Table 8 presents comprehensive per-class performance comparisons across five vehicle categories: Car, Freight Car, Truck, Bus, and Van. The evaluation encompasses three modality configurations: RGB single-modality methods (Faster R-CNN, Rol Trans), IR single-modality methods (Faster R-CNN, Rol Trans), and eight state-of-the-art RGB+IR multimodal fusion approaches spanning different architectural paradigms—early fusion (CIAN), attention-based fusion (AR-CNN, UA-CMDet, TSFADet, CALNet), transformer-based fusion (C
2Former), end-to-end fusion (E2E-MFD), and dual-stream fusion (DMM).

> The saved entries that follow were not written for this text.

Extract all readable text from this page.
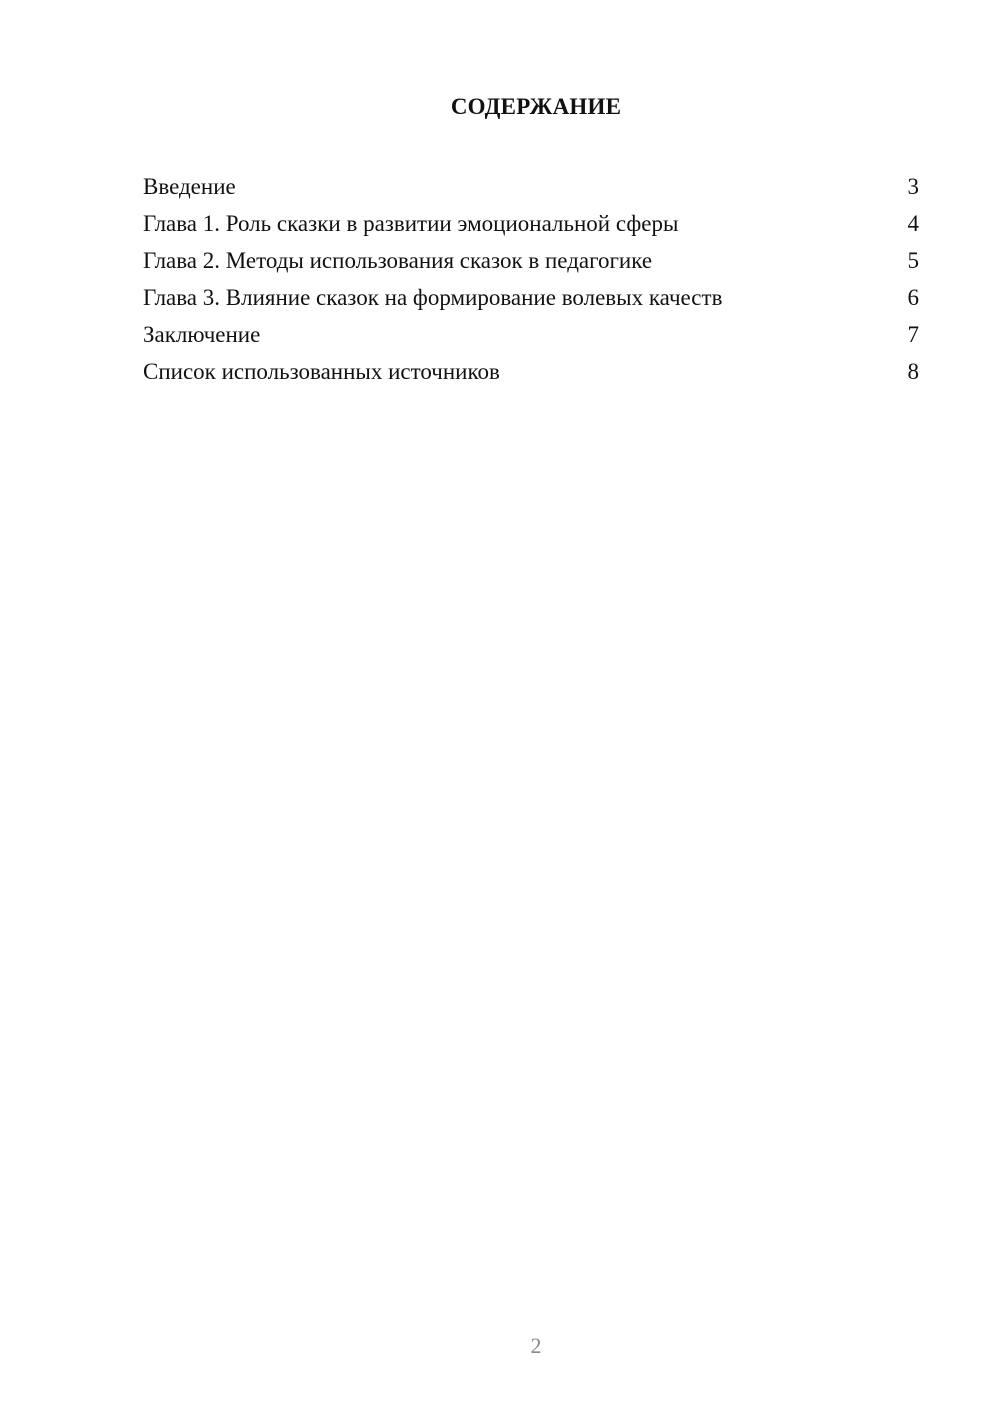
СОДЕРЖАНИЕ
Введение	3
Глава 1. Роль сказки в развитии эмоциональной сферы	4
Глава 2. Методы использования сказок в педагогике	5
Глава 3. Влияние сказок на формирование волевых качеств	6
Заключение	7
Список использованных источников	8
2
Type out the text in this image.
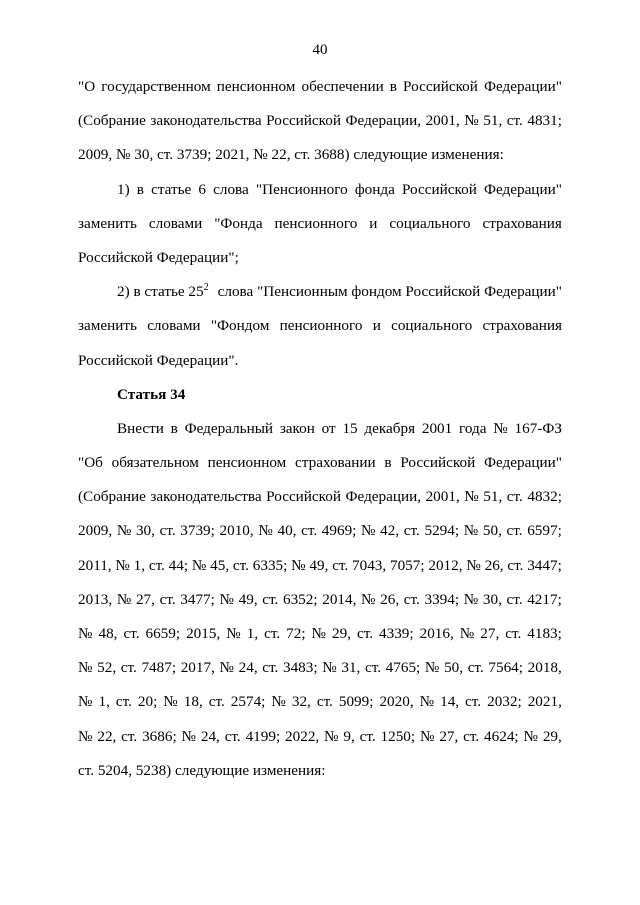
40
"О государственном пенсионном обеспечении в Российской Федерации"
(Собрание законодательства Российской Федерации, 2001, № 51, ст. 4831;
2009, № 30, ст. 3739; 2021, № 22, ст. 3688) следующие изменения:
1) в статье 6 слова "Пенсионного фонда Российской Федерации"
заменить словами "Фонда пенсионного и социального страхования
Российской Федерации";
2) в статье $25^2$ слова "Пенсионным фондом Российской Федерации"
заменить словами "Фондом пенсионного и социального страхования
Российской Федерации".
Статья 34
Внести в Федеральный закон от 15 декабря 2001 года № 167-ФЗ
"Об обязательном пенсионном страховании в Российской Федерации"
(Собрание законодательства Российской Федерации, 2001, № 51, ст. 4832;
2009, № 30, ст. 3739; 2010, № 40, ст. 4969; № 42, ст. 5294; № 50, ст. 6597;
2011, № 1, ст. 44; № 45, ст. 6335; № 49, ст. 7043, 7057; 2012, № 26, ст. 3447;
2013, № 27, ст. 3477; № 49, ст. 6352; 2014, № 26, ст. 3394; № 30, ст. 4217;
№ 48, ст. 6659; 2015, № 1, ст. 72; № 29, ст. 4339; 2016, № 27, ст. 4183;
№ 52, ст. 7487; 2017, № 24, ст. 3483; № 31, ст. 4765; № 50, ст. 7564; 2018,
№ 1, ст. 20; № 18, ст. 2574; № 32, ст. 5099; 2020, № 14, ст. 2032; 2021,
№ 22, ст. 3686; № 24, ст. 4199; 2022, № 9, ст. 1250; № 27, ст. 4624; № 29,
ст. 5204, 5238) следующие изменения:
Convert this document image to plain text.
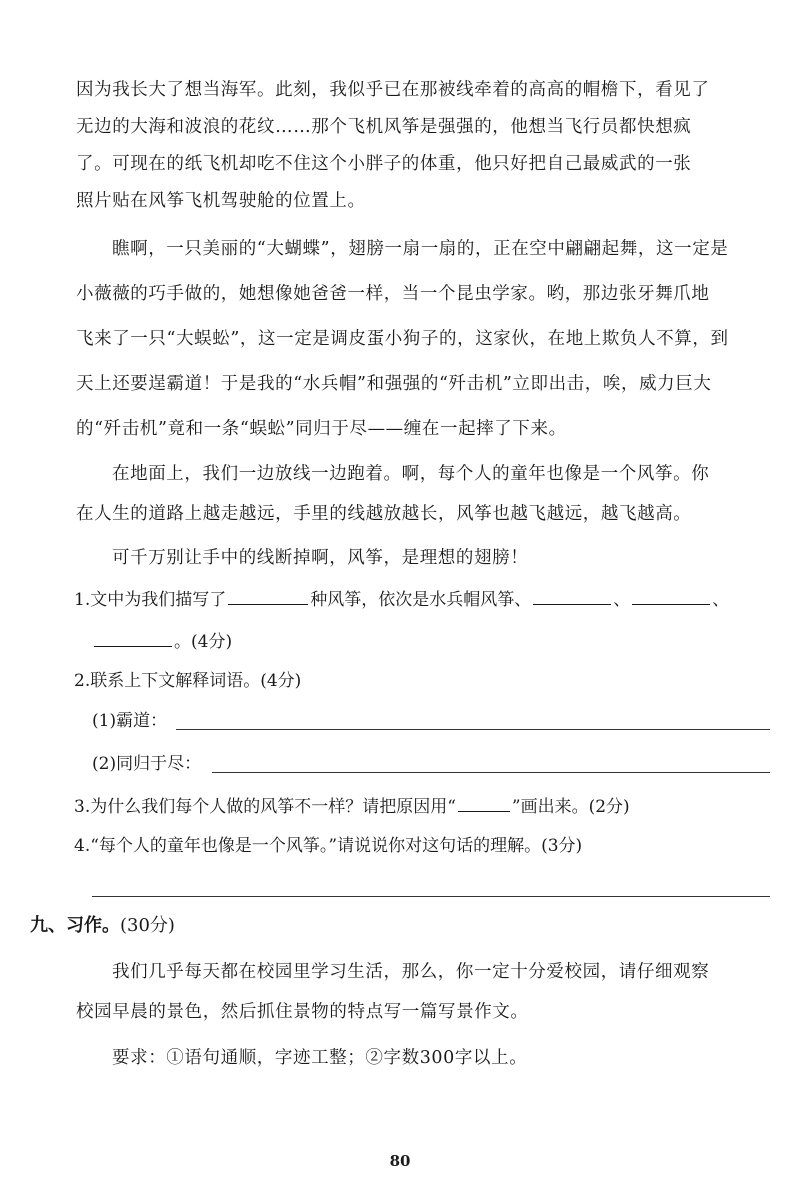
因为我长大了想当海军。此刻，我似乎已在那被线牵着的高高的帽檐下，看见了
无边的大海和波浪的花纹……那个飞机风筝是强强的，他想当飞行员都快想疯
了。可现在的纸飞机却吃不住这个小胖子的体重，他只好把自己最威武的一张
照片贴在风筝飞机驾驶舱的位置上。
瞧啊，一只美丽的“大蝴蝶”，翅膀一扇一扇的，正在空中翩翩起舞，这一定是
小薇薇的巧手做的，她想像她爸爸一样，当一个昆虫学家。哟，那边张牙舞爪地
飞来了一只“大蜈蚣”，这一定是调皮蛋小狗子的，这家伙，在地上欺负人不算，到
天上还要逞霸道！于是我的“水兵帽”和强强的“歼击机”立即出击，唉，威力巨大
的“歼击机”竟和一条“蜈蚣”同归于尽——缠在一起摔了下来。
在地面上，我们一边放线一边跑着。啊，每个人的童年也像是一个风筝。你
在人生的道路上越走越远，手里的线越放越长，风筝也越飞越远，越飞越高。
可千万别让手中的线断掉啊，风筝，是理想的翅膀！
1.文中为我们描写了	种风筝，依次是水兵帽风筝、	、	、
。(4分)
2.联系上下文解释词语。(4分)
(1)霸道：
(2)同归于尽：
3.为什么我们每个人做的风筝不一样？请把原因用“	”画出来。(2分)
4.“每个人的童年也像是一个风筝。”请说说你对这句话的理解。(3分)
九、习作。(30分)
我们几乎每天都在校园里学习生活，那么，你一定十分爱校园，请仔细观察
校园早晨的景色，然后抓住景物的特点写一篇写景作文。
要求：①语句通顺，字迹工整；②字数300字以上。
80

ATM-Net achieves the highest overall mAP of 83.7% on DroneVehicle, demonstrating superior cross-dataset generalization. Compared to single-modality baselines, RGB methods (Faster R-CNN: 55.9%, Rol Trans: 61.6%) and IR methods (Faster R-CNN: 64.2%, Rol Trans: 65.5%) exhibit significant performance gaps due to modality-specific limitations—RGB suffers from poor night-time performance while IR lacks spatial detail for small vehicle discrimination.
Among multimodal fusion methods, ATM-Net outperforms the previous best DMM by +4.4 pp (mAP) while using only 5.5% of its parameters (4.83 M vs. 88.0 M), achieving 18.2× parameter efficiency. Compared to recent transformer-based methods, ATM-Net surpasses C2Former (+9.5 pp) with 20.9× fewer parameters, and exceeds TSFADet (+10.6 pp) with 21.7× fewer parameters. This substantial parameter efficiency advantage validates the effectiveness of asymmetric recurrent fusion architecture for lightweight multimodal vehicle detection.
Per-class analysis reveals ATM-Net’s balanced performance across all vehicle categories: it achieves the highest scores in Freight Car (74.7%), Bus (90.3%), and Van (67.1%), ties with DMM for Car (90.5%), and maintains competitive Truck detection (78.5%, only 0.8pp below E2E-MFD). Notably, ATM-Net demonstrates particular strength in detecting challenging small vehicle categories (Freight Car, Van) where precise multimodal feature alignment is critical, improving +1.5 pp over DMM in Freight Car and +2.0 pp in Van. The consistent high performance across diverse vehicle types (ranging from large buses to small vans) validates the robustness of tri-dimensional attention and multi-scale adaptive fusion mechanisms in handling significant intra-class scale variations inherent to UAV aerial vehicle detection.
Figure 7 provides qualitative visualization comparing ground truth annotations (row a) with ATM-Net’s detection results (row b) across six representative scenarios from the DroneVehicle dataset. The scenarios include densely packed urban intersections (columns 1–2), tree-occluded road intersection (column 3), open highway segment (column 4), large-scale parking facility with hundreds of vehicles (column 5), and nighttime residential area (column 6). Overall, ATM-Net demonstrates strong detection performance with high completeness and accurate localization across most scenarios. However, blue arrows highlight several misdetection cases that reveal current limitations: in columns 1, 2, and 5, false positives occur where non-vehicle objects (such as road markings, shadows, or ground textures) are incorrectly classified as vehicles, indicating challenges in distinguishing vehicles from visually similar background elements in complex urban environments. These failure cases suggest that while ATM-Net achieves competitive overall performance (83.7% mAP), further improvements in background discrimination and handling of visual distractors would enhance robustness for practical deployment in diverse real-world UAV scenarios.